What to do After a Data Breach

December 3, 2019

At this point, if you use the internet even a little bit, it’s probably safe to assume that some amount of your personal information has been made public.

Last month, in one of the biggest data breaches of all time, 1.2 BILLION records were leaked, containing email addresses and phone numbers from various social media and other sites from around the web.

The good news is that, at least in this case, the data did not include passwords, credit card numbers or Social Security numbers. This is good because that means the actual accounts this information came from have not necessarily been compromised.

But the question remains, what should you do after your account information has been made public?

We at Fishhook are not experts in online security or identity fraud, but we can point you to those who are.

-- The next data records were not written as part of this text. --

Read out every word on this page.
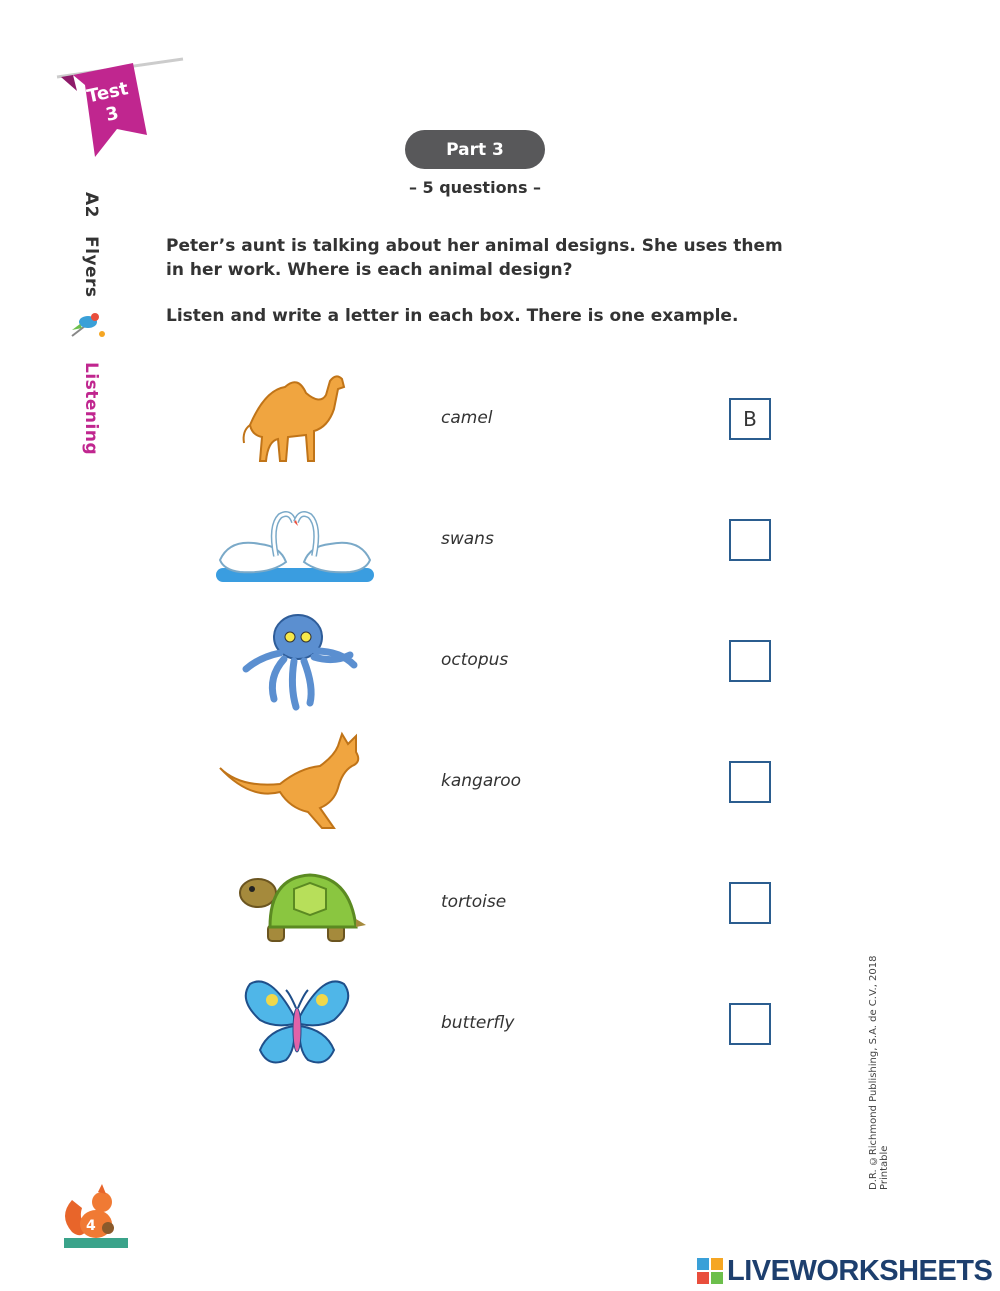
Test
3
A2
Flyers
Listening
Part 3
– 5 questions –
Peter’s aunt is talking about her animal designs. She uses them in her work. Where is each animal design?
Listen and write a letter in each box. There is one example.
camel
B
swans
octopus
kangaroo
tortoise
butterfly	D.R. ©Richmond Publishing, S.A. de C.V., 2018 Printable
4
LIVEWORKSHEETS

According to NortonLifeLock, there is not a lot you can do about regaining your internet anonymity, but there are steps you can take to ensure that bad actors do not gain access to your personal accounts.

Changing your passwords and ensuring they are strong can help protect your accounts. That includes strengthening your login credentials, passwords, and security questions/answers.

Mozilla, makers of the Firefox browser, offer this advice about improving your Internet security:

Data breaches are one of many online threats. Using secure internet connections, updating your software, avoiding scam emails, and employing better password hygiene will help you stay safer while you browse.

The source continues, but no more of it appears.